Many biomarkers have been suggested for TBI but only one blood based biomarker protein test has resulted in an approved test. We have already proven that our biomarker is strongly correlated with TBI, allowing us to address a TBI point of care (POC) diagnostics market that will exceed €2 billion annually.
An example of a wrong return-to-play decision happened when Victoria Azarenka, a 21-year-old tennis player, collapsed in the US open midgame. She had suffered a head injury before the game while warming up. She had been examined by medical personnel just before the game, and who didn’t find anything wrong with her. She was later diagnosed with mild concussion.

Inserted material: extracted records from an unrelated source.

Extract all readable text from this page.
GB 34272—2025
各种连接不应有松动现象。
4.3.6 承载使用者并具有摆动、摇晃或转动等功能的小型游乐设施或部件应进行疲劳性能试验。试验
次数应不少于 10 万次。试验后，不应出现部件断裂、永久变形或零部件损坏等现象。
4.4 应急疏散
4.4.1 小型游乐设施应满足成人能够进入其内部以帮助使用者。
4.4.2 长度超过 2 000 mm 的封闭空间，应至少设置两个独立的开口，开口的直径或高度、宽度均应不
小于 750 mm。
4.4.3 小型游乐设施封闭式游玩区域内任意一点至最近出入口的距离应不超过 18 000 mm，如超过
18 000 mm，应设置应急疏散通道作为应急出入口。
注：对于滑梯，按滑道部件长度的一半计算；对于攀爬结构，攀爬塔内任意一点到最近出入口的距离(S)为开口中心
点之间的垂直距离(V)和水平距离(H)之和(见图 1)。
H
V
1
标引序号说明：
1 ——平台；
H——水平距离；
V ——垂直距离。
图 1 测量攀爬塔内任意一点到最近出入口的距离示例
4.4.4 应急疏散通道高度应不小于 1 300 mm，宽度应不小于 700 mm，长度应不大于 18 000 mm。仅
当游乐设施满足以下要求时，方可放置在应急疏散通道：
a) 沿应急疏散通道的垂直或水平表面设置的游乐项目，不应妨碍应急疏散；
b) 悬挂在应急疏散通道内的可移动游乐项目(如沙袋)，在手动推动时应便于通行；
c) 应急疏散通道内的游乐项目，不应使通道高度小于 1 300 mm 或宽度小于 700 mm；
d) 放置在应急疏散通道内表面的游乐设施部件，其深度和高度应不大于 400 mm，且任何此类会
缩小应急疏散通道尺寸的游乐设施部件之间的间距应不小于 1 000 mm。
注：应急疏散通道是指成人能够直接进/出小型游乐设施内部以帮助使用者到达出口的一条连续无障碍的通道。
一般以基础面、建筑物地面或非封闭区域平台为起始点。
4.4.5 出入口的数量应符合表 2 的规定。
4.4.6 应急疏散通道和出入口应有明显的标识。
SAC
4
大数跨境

Repeated concussion cases are more serious but less recognized since the earlier trauma is probably unreported. A high school senior football linebacker was injured in a game on Nov. 1, 2012. The injury was diagnosed as a brain bleed. He collapsed on the field and later had emergency surgery. He had a concussion earlier in the season and had to sit out one game before being cleared to play by a physician. Recovery was incomplete, however.
Michael Pennerman, 16, was tackled in a football game and walked off the field. He told his coach that he felt like somebody was pulling him to the ground. He then fell flat to the ground and died the next day. Reportedly he took many hits during the same game. So he might have suffered an earlier concussion, which combined with the hard tackle, resulted in the fatal outcome.
Tyler Lewellen, 16, collapsed on the sidelines of a football game during a scrimmage suffering a severe brain bleed. CT scan revealed trauma and cerebral swelling. He died five days later. The doctors speculated whether the injury was a “second impact” on top of a previous undiagnosed concussion.